Comparing parameter estimates between full and subsampled datasets
To ensure that cichlids (n = 112 of the 133 MPJ species) do not drive the patterns recovered, we estimated evolutionary parameters using a subset of the cichlid taxa. Here, we randomly selected 13 cichlid species, matching the next highest number of species examined from a single MPJ family, resulting in a dataset of 95 non-MPJ and 34 MPJ taxa. Using the morphol.disparity and compare.evol.rates (Adams, 2014a; Denton & Adams, 2015; Adams & Collyer, 2018, 2019) functions in GEOMORPH , we computed disparity and rates of evolution for interspecific head shape (all data used for disparity estimates; scores from PC axes 1-10 used for rate estimates following our treatment of the full dataset), motion components, total craniofacial kinesis, and kinesis skew.
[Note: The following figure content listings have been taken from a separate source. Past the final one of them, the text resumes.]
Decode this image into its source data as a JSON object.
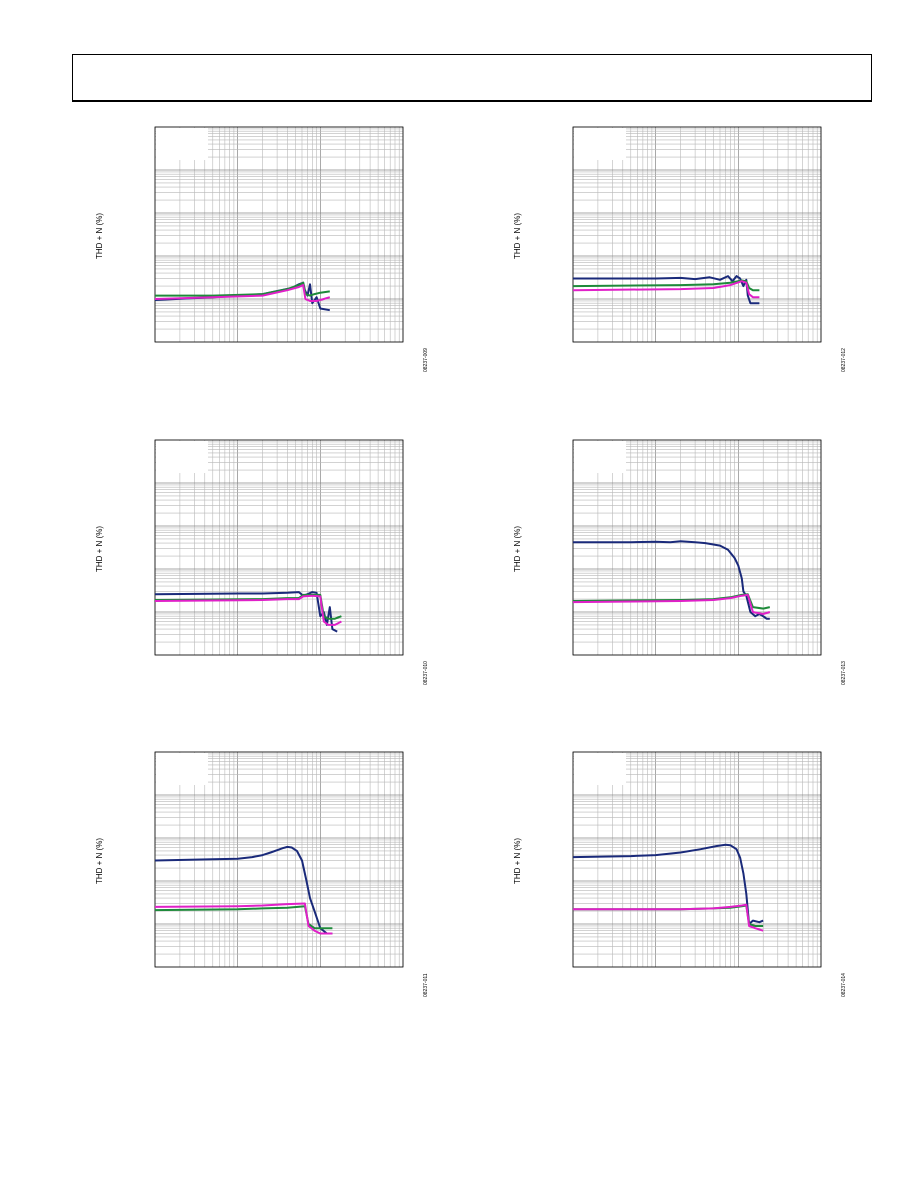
{
  "header": {
    "title": ""
  },
  "colors": {
    "navy": "#1a2a7a",
    "green": "#1e8a3a",
    "magenta": "#e020c8",
    "grid": "#b8b8b8"
  },
  "chart_data": [
    {
      "type": "line",
      "ylabel": "THD + N (%)",
      "figure_code": "08237-009",
      "xscale": "log",
      "yscale": "log",
      "xlim": [
        1,
        1000
      ],
      "ylim": [
        0.001,
        100
      ],
      "series": [
        {
          "color": "navy",
          "points": [
            [
              1,
              0.0095
            ],
            [
              5,
              0.011
            ],
            [
              20,
              0.013
            ],
            [
              45,
              0.018
            ],
            [
              55,
              0.022
            ],
            [
              62,
              0.024
            ],
            [
              65,
              0.016
            ],
            [
              70,
              0.012
            ],
            [
              75,
              0.022
            ],
            [
              80,
              0.008
            ],
            [
              90,
              0.011
            ],
            [
              100,
              0.006
            ],
            [
              130,
              0.0055
            ]
          ]
        },
        {
          "color": "green",
          "points": [
            [
              1,
              0.012
            ],
            [
              5,
              0.012
            ],
            [
              20,
              0.013
            ],
            [
              40,
              0.017
            ],
            [
              55,
              0.021
            ],
            [
              62,
              0.024
            ],
            [
              66,
              0.013
            ],
            [
              75,
              0.012
            ],
            [
              85,
              0.013
            ],
            [
              100,
              0.014
            ],
            [
              130,
              0.015
            ]
          ]
        },
        {
          "color": "magenta",
          "points": [
            [
              1,
              0.01
            ],
            [
              5,
              0.011
            ],
            [
              20,
              0.012
            ],
            [
              40,
              0.016
            ],
            [
              55,
              0.019
            ],
            [
              62,
              0.021
            ],
            [
              66,
              0.01
            ],
            [
              75,
              0.009
            ],
            [
              90,
              0.009
            ],
            [
              110,
              0.01
            ],
            [
              130,
              0.011
            ]
          ]
        }
      ]
    },
    {
      "type": "line",
      "ylabel": "THD + N (%)",
      "figure_code": "08237-012",
      "xscale": "log",
      "yscale": "log",
      "xlim": [
        1,
        1000
      ],
      "ylim": [
        0.001,
        100
      ],
      "series": [
        {
          "color": "navy",
          "points": [
            [
              1,
              0.03
            ],
            [
              10,
              0.03
            ],
            [
              20,
              0.031
            ],
            [
              30,
              0.029
            ],
            [
              45,
              0.032
            ],
            [
              60,
              0.028
            ],
            [
              75,
              0.034
            ],
            [
              85,
              0.026
            ],
            [
              95,
              0.034
            ],
            [
              105,
              0.03
            ],
            [
              115,
              0.02
            ],
            [
              125,
              0.028
            ],
            [
              130,
              0.012
            ],
            [
              140,
              0.008
            ],
            [
              160,
              0.008
            ],
            [
              180,
              0.008
            ]
          ]
        },
        {
          "color": "green",
          "points": [
            [
              1,
              0.02
            ],
            [
              20,
              0.021
            ],
            [
              50,
              0.022
            ],
            [
              80,
              0.024
            ],
            [
              110,
              0.027
            ],
            [
              125,
              0.026
            ],
            [
              135,
              0.018
            ],
            [
              150,
              0.016
            ],
            [
              180,
              0.016
            ]
          ]
        },
        {
          "color": "magenta",
          "points": [
            [
              1,
              0.016
            ],
            [
              20,
              0.017
            ],
            [
              50,
              0.018
            ],
            [
              80,
              0.021
            ],
            [
              110,
              0.026
            ],
            [
              125,
              0.024
            ],
            [
              135,
              0.013
            ],
            [
              150,
              0.011
            ],
            [
              180,
              0.011
            ]
          ]
        }
      ]
    },
    {
      "type": "line",
      "ylabel": "THD + N (%)",
      "figure_code": "08237-010",
      "xscale": "log",
      "yscale": "log",
      "xlim": [
        1,
        1000
      ],
      "ylim": [
        0.001,
        100
      ],
      "series": [
        {
          "color": "navy",
          "points": [
            [
              1,
              0.026
            ],
            [
              10,
              0.027
            ],
            [
              20,
              0.027
            ],
            [
              40,
              0.028
            ],
            [
              55,
              0.029
            ],
            [
              62,
              0.024
            ],
            [
              70,
              0.026
            ],
            [
              80,
              0.029
            ],
            [
              90,
              0.028
            ],
            [
              100,
              0.008
            ],
            [
              110,
              0.01
            ],
            [
              120,
              0.005
            ],
            [
              130,
              0.013
            ],
            [
              140,
              0.004
            ],
            [
              160,
              0.0035
            ]
          ]
        },
        {
          "color": "green",
          "points": [
            [
              1,
              0.019
            ],
            [
              20,
              0.02
            ],
            [
              40,
              0.021
            ],
            [
              55,
              0.021
            ],
            [
              62,
              0.025
            ],
            [
              80,
              0.025
            ],
            [
              100,
              0.025
            ],
            [
              110,
              0.008
            ],
            [
              125,
              0.007
            ],
            [
              150,
              0.007
            ],
            [
              180,
              0.008
            ]
          ]
        },
        {
          "color": "magenta",
          "points": [
            [
              1,
              0.018
            ],
            [
              20,
              0.019
            ],
            [
              40,
              0.02
            ],
            [
              55,
              0.02
            ],
            [
              62,
              0.023
            ],
            [
              80,
              0.024
            ],
            [
              100,
              0.023
            ],
            [
              110,
              0.006
            ],
            [
              125,
              0.005
            ],
            [
              150,
              0.005
            ],
            [
              180,
              0.006
            ]
          ]
        }
      ]
    },
    {
      "type": "line",
      "ylabel": "THD + N (%)",
      "figure_code": "08237-013",
      "xscale": "log",
      "yscale": "log",
      "xlim": [
        1,
        1000
      ],
      "ylim": [
        0.001,
        100
      ],
      "series": [
        {
          "color": "navy",
          "points": [
            [
              1,
              0.42
            ],
            [
              5,
              0.42
            ],
            [
              10,
              0.43
            ],
            [
              15,
              0.42
            ],
            [
              20,
              0.44
            ],
            [
              30,
              0.42
            ],
            [
              40,
              0.4
            ],
            [
              60,
              0.35
            ],
            [
              75,
              0.28
            ],
            [
              90,
              0.18
            ],
            [
              100,
              0.12
            ],
            [
              110,
              0.06
            ],
            [
              115,
              0.03
            ],
            [
              125,
              0.024
            ],
            [
              140,
              0.01
            ],
            [
              160,
              0.008
            ],
            [
              180,
              0.009
            ],
            [
              200,
              0.008
            ],
            [
              220,
              0.007
            ],
            [
              240,
              0.007
            ]
          ]
        },
        {
          "color": "green",
          "points": [
            [
              1,
              0.018
            ],
            [
              20,
              0.019
            ],
            [
              50,
              0.02
            ],
            [
              80,
              0.022
            ],
            [
              110,
              0.025
            ],
            [
              130,
              0.026
            ],
            [
              150,
              0.013
            ],
            [
              200,
              0.012
            ],
            [
              240,
              0.013
            ]
          ]
        },
        {
          "color": "magenta",
          "points": [
            [
              1,
              0.017
            ],
            [
              20,
              0.018
            ],
            [
              50,
              0.019
            ],
            [
              80,
              0.021
            ],
            [
              110,
              0.024
            ],
            [
              130,
              0.025
            ],
            [
              150,
              0.01
            ],
            [
              200,
              0.009
            ],
            [
              240,
              0.01
            ]
          ]
        }
      ]
    },
    {
      "type": "line",
      "ylabel": "THD + N (%)",
      "figure_code": "08237-011",
      "xscale": "log",
      "yscale": "log",
      "xlim": [
        1,
        1000
      ],
      "ylim": [
        0.001,
        100
      ],
      "series": [
        {
          "color": "navy",
          "points": [
            [
              1,
              0.3
            ],
            [
              5,
              0.32
            ],
            [
              10,
              0.33
            ],
            [
              15,
              0.36
            ],
            [
              20,
              0.4
            ],
            [
              25,
              0.46
            ],
            [
              30,
              0.52
            ],
            [
              35,
              0.58
            ],
            [
              40,
              0.62
            ],
            [
              45,
              0.6
            ],
            [
              52,
              0.5
            ],
            [
              60,
              0.3
            ],
            [
              68,
              0.1
            ],
            [
              75,
              0.04
            ],
            [
              85,
              0.02
            ],
            [
              100,
              0.008
            ],
            [
              120,
              0.006
            ],
            [
              140,
              0.006
            ]
          ]
        },
        {
          "color": "green",
          "points": [
            [
              1,
              0.021
            ],
            [
              10,
              0.022
            ],
            [
              20,
              0.023
            ],
            [
              40,
              0.024
            ],
            [
              65,
              0.026
            ],
            [
              72,
              0.01
            ],
            [
              85,
              0.008
            ],
            [
              100,
              0.008
            ],
            [
              140,
              0.008
            ]
          ]
        },
        {
          "color": "magenta",
          "points": [
            [
              1,
              0.025
            ],
            [
              10,
              0.026
            ],
            [
              20,
              0.027
            ],
            [
              40,
              0.029
            ],
            [
              65,
              0.03
            ],
            [
              72,
              0.009
            ],
            [
              85,
              0.007
            ],
            [
              100,
              0.006
            ],
            [
              140,
              0.006
            ]
          ]
        }
      ]
    },
    {
      "type": "line",
      "ylabel": "THD + N (%)",
      "figure_code": "08237-014",
      "xscale": "log",
      "yscale": "log",
      "xlim": [
        1,
        1000
      ],
      "ylim": [
        0.001,
        100
      ],
      "series": [
        {
          "color": "navy",
          "points": [
            [
              1,
              0.36
            ],
            [
              5,
              0.38
            ],
            [
              10,
              0.4
            ],
            [
              20,
              0.46
            ],
            [
              35,
              0.55
            ],
            [
              55,
              0.65
            ],
            [
              70,
              0.7
            ],
            [
              80,
              0.68
            ],
            [
              95,
              0.55
            ],
            [
              105,
              0.35
            ],
            [
              115,
              0.15
            ],
            [
              125,
              0.05
            ],
            [
              135,
              0.01
            ],
            [
              150,
              0.012
            ],
            [
              180,
              0.011
            ],
            [
              200,
              0.012
            ]
          ]
        },
        {
          "color": "green",
          "points": [
            [
              1,
              0.022
            ],
            [
              20,
              0.022
            ],
            [
              50,
              0.023
            ],
            [
              80,
              0.024
            ],
            [
              110,
              0.026
            ],
            [
              125,
              0.027
            ],
            [
              135,
              0.01
            ],
            [
              160,
              0.009
            ],
            [
              200,
              0.009
            ]
          ]
        },
        {
          "color": "magenta",
          "points": [
            [
              1,
              0.022
            ],
            [
              20,
              0.022
            ],
            [
              50,
              0.023
            ],
            [
              80,
              0.025
            ],
            [
              110,
              0.027
            ],
            [
              125,
              0.028
            ],
            [
              135,
              0.009
            ],
            [
              160,
              0.008
            ],
            [
              200,
              0.007
            ]
          ]
        }
      ]
    }
  ]
}
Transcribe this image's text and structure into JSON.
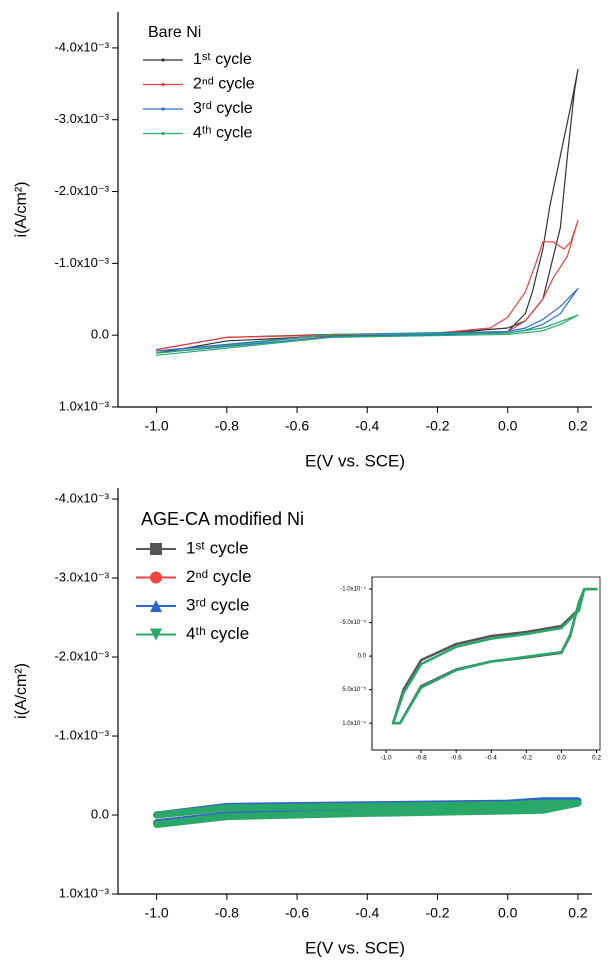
{
  "chart_data": [
    {
      "type": "line",
      "legend_title": "Bare Ni",
      "xlabel": "E(V vs. SCE)",
      "ylabel": "i(A/cm²)",
      "xlim": [
        -1.11,
        0.24
      ],
      "ylim": [
        0.001,
        -0.0045
      ],
      "xticks": [
        {
          "value": -1.0,
          "label": "-1.0"
        },
        {
          "value": -0.8,
          "label": "-0.8"
        },
        {
          "value": -0.6,
          "label": "-0.6"
        },
        {
          "value": -0.4,
          "label": "-0.4"
        },
        {
          "value": -0.2,
          "label": "-0.2"
        },
        {
          "value": 0,
          "label": "0.0"
        },
        0.2
      ],
      "yticks": [
        {
          "value": -0.004,
          "label": "-4.0x10⁻³"
        },
        {
          "value": -0.003,
          "label": "-3.0x10⁻³"
        },
        {
          "value": -0.002,
          "label": "-2.0x10⁻³"
        },
        {
          "value": -0.001,
          "label": "-1.0x10⁻³"
        },
        {
          "value": 0,
          "label": "0.0"
        },
        {
          "value": 0.001,
          "label": "1.0x10⁻³"
        }
      ],
      "series": [
        {
          "name": "1ˢᵗ cycle",
          "color": "#333333",
          "x": [
            -1.0,
            -0.8,
            -0.5,
            -0.2,
            0.0,
            0.05,
            0.1,
            0.15,
            0.17,
            0.19,
            0.2,
            0.18,
            0.15,
            0.12,
            0.1,
            0.07,
            0.05,
            0.0,
            -0.2,
            -0.5,
            -0.8,
            -1.0
          ],
          "values": [
            0.0002,
            3e-05,
            -1e-05,
            -2e-05,
            -0.0001,
            -0.0002,
            -0.0005,
            -0.0015,
            -0.0025,
            -0.0034,
            -0.0037,
            -0.0032,
            -0.0025,
            -0.0018,
            -0.0012,
            -0.0006,
            -0.0003,
            -5e-05,
            0.0,
            1e-05,
            8e-05,
            0.00025
          ]
        },
        {
          "name": "2ⁿᵈ cycle",
          "color": "#e8413c",
          "x": [
            -1.0,
            -0.8,
            -0.2,
            -0.05,
            0.0,
            0.05,
            0.08,
            0.1,
            0.13,
            0.16,
            0.18,
            0.2,
            0.17,
            0.13,
            0.1,
            0.05,
            0.0,
            -0.5,
            -1.0
          ],
          "values": [
            0.0002,
            3e-05,
            -3e-05,
            -0.0001,
            -0.00025,
            -0.0006,
            -0.001,
            -0.0013,
            -0.0013,
            -0.0012,
            -0.0013,
            -0.0016,
            -0.0011,
            -0.0008,
            -0.0005,
            -0.0002,
            -5e-05,
            0.0,
            0.00022
          ]
        },
        {
          "name": "3ʳᵈ cycle",
          "color": "#2b6fd0",
          "x": [
            -1.0,
            -0.5,
            0.0,
            0.05,
            0.1,
            0.15,
            0.2,
            0.15,
            0.1,
            0.05,
            0.0,
            -0.5,
            -1.0
          ],
          "values": [
            0.00022,
            -1e-05,
            -5e-05,
            -0.0001,
            -0.00022,
            -0.0004,
            -0.00065,
            -0.0003,
            -0.00015,
            -7e-05,
            -3e-05,
            2e-05,
            0.00025
          ]
        },
        {
          "name": "4ᵗʰ cycle",
          "color": "#27ad6b",
          "x": [
            -1.0,
            -0.5,
            0.0,
            0.1,
            0.2,
            0.15,
            0.1,
            0.0,
            -0.5,
            -1.0
          ],
          "values": [
            0.00025,
            -1e-05,
            -3e-05,
            -0.0001,
            -0.00028,
            -0.00015,
            -6e-05,
            -1e-05,
            3e-05,
            0.00028
          ]
        }
      ]
    },
    {
      "type": "line",
      "legend_title": "AGE-CA modified Ni",
      "xlabel": "E(V vs. SCE)",
      "ylabel": "i(A/cm²)",
      "xlim": [
        -1.11,
        0.24
      ],
      "ylim": [
        0.001,
        -0.00414
      ],
      "xticks": [
        {
          "value": -1.0,
          "label": "-1.0"
        },
        {
          "value": -0.8,
          "label": "-0.8"
        },
        {
          "value": -0.6,
          "label": "-0.6"
        },
        {
          "value": -0.4,
          "label": "-0.4"
        },
        {
          "value": -0.2,
          "label": "-0.2"
        },
        {
          "value": 0,
          "label": "0.0"
        },
        0.2
      ],
      "yticks": [
        {
          "value": -0.004,
          "label": "-4.0x10⁻³"
        },
        {
          "value": -0.003,
          "label": "-3.0x10⁻³"
        },
        {
          "value": -0.002,
          "label": "-2.0x10⁻³"
        },
        {
          "value": -0.001,
          "label": "-1.0x10⁻³"
        },
        {
          "value": 0,
          "label": "0.0"
        },
        {
          "value": 0.001,
          "label": "1.0x10⁻³"
        }
      ],
      "series": [
        {
          "name": "1ˢᵗ cycle",
          "color": "#555555",
          "marker": "square",
          "x": [
            -1.0,
            -0.8,
            -0.4,
            0.0,
            0.1,
            0.2,
            0.1,
            0.0,
            -0.4,
            -0.8,
            -1.0
          ],
          "values": [
            0.0,
            -0.0001,
            -0.00012,
            -0.00014,
            -0.00016,
            -0.00016,
            -7e-05,
            -6e-05,
            -3e-05,
            0.0,
            0.0001
          ]
        },
        {
          "name": "2ⁿᵈ cycle",
          "color": "#ee4444",
          "marker": "circle",
          "x": [
            -1.0,
            -0.8,
            -0.4,
            0.0,
            0.1,
            0.2,
            0.1,
            0.0,
            -0.4,
            -0.8,
            -1.0
          ],
          "values": [
            0.0,
            -0.0001,
            -0.00012,
            -0.00014,
            -0.00016,
            -0.00016,
            -7e-05,
            -6e-05,
            -3e-05,
            0.0,
            0.0001
          ]
        },
        {
          "name": "3ʳᵈ cycle",
          "color": "#2f64c8",
          "marker": "triangle",
          "x": [
            -1.0,
            -0.8,
            -0.4,
            0.0,
            0.1,
            0.2,
            0.1,
            0.0,
            -0.4,
            -0.8,
            -1.0
          ],
          "values": [
            0.0,
            -0.00011,
            -0.00013,
            -0.00015,
            -0.00018,
            -0.00018,
            -8e-05,
            -7e-05,
            -4e-05,
            0.0,
            0.0001
          ]
        },
        {
          "name": "4ᵗʰ cycle",
          "color": "#2aa86a",
          "marker": "triangle-down",
          "x": [
            -1.0,
            -0.8,
            -0.4,
            0.0,
            0.1,
            0.2,
            0.1,
            0.0,
            -0.4,
            -0.8,
            -1.0
          ],
          "values": [
            0.0,
            -9e-05,
            -0.00011,
            -0.00013,
            -0.00015,
            -0.00015,
            -6e-05,
            -5e-05,
            -2e-05,
            2e-05,
            0.00012
          ]
        }
      ]
    },
    {
      "type": "line",
      "xlim": [
        -1.08,
        0.22
      ],
      "ylim": [
        0.00014,
        -0.000118
      ],
      "xticks": [
        {
          "value": -1.0,
          "label": "-1.0"
        },
        {
          "value": -0.8,
          "label": "-0.8"
        },
        {
          "value": -0.6,
          "label": "-0.6"
        },
        {
          "value": -0.4,
          "label": "-0.4"
        },
        {
          "value": -0.2,
          "label": "-0.2"
        },
        {
          "value": 0,
          "label": "0.0"
        },
        0.2
      ],
      "yticks": [
        {
          "value": -0.0001,
          "label": "-1.0x10⁻⁴"
        },
        {
          "value": -5e-05,
          "label": "-5.0x10⁻⁵"
        },
        {
          "value": 0,
          "label": "0.0"
        },
        {
          "value": 5e-05,
          "label": "5.0x10⁻⁵"
        },
        {
          "value": 0.0001,
          "label": "1.0x10⁻⁴"
        }
      ],
      "series": [
        {
          "color": "#555555",
          "x": [
            -0.96,
            -0.9,
            -0.8,
            -0.6,
            -0.4,
            -0.2,
            0.0,
            0.1,
            0.13,
            0.2,
            0.13,
            0.1,
            0.05,
            0.0,
            -0.2,
            -0.4,
            -0.6,
            -0.8,
            -0.92,
            -0.96
          ],
          "values": [
            0.0001,
            5e-05,
            6e-06,
            -1.8e-05,
            -3e-05,
            -3.6e-05,
            -4.5e-05,
            -7e-05,
            -0.0001,
            -0.0001,
            -0.0001,
            -8e-05,
            -3e-05,
            -5e-06,
            2e-06,
            8e-06,
            2e-05,
            4.5e-05,
            0.0001,
            0.0001
          ]
        },
        {
          "color": "#2aa86a",
          "x": [
            -0.96,
            -0.9,
            -0.8,
            -0.6,
            -0.4,
            -0.2,
            0.0,
            0.1,
            0.13,
            0.2,
            0.13,
            0.1,
            0.05,
            0.0,
            -0.2,
            -0.4,
            -0.6,
            -0.8,
            -0.92,
            -0.96
          ],
          "values": [
            0.0001,
            5.5e-05,
            1.2e-05,
            -1.4e-05,
            -2.6e-05,
            -3.3e-05,
            -4.2e-05,
            -6.8e-05,
            -0.0001,
            -0.0001,
            -0.0001,
            -8e-05,
            -3.2e-05,
            -6e-06,
            1e-06,
            8e-06,
            2.1e-05,
            4.7e-05,
            0.0001,
            0.0001
          ]
        }
      ]
    }
  ]
}
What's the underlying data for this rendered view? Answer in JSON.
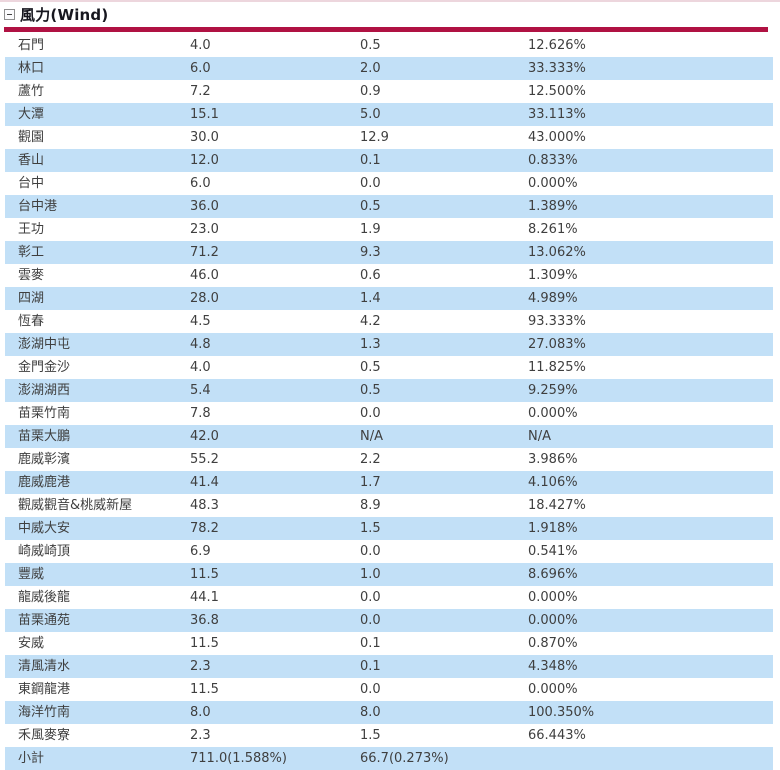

This analysis was repeated 100 times before comparing average disparity and rate estimates to those found using the full dataset of 133 MPJ species. On average, we found that estimates of functional and morphological disparity increased for all traits excluding kinesis skew which showed no change while rate estimates decreased for all traits excluding kinesis which decreased. Regardless of how parameter estimates shifted with a subsampled MPJ dataset, all patterns comparing MPJ to non-MPJ parameter estimates remained unchanged (Supplemental Figure 4). Thus, the results from the subsampling analysis align with our main findings where non-MPJ fishes show significantly greater disparity for all traits and a significantly greater rate of evolution for total craniofacial kinesis.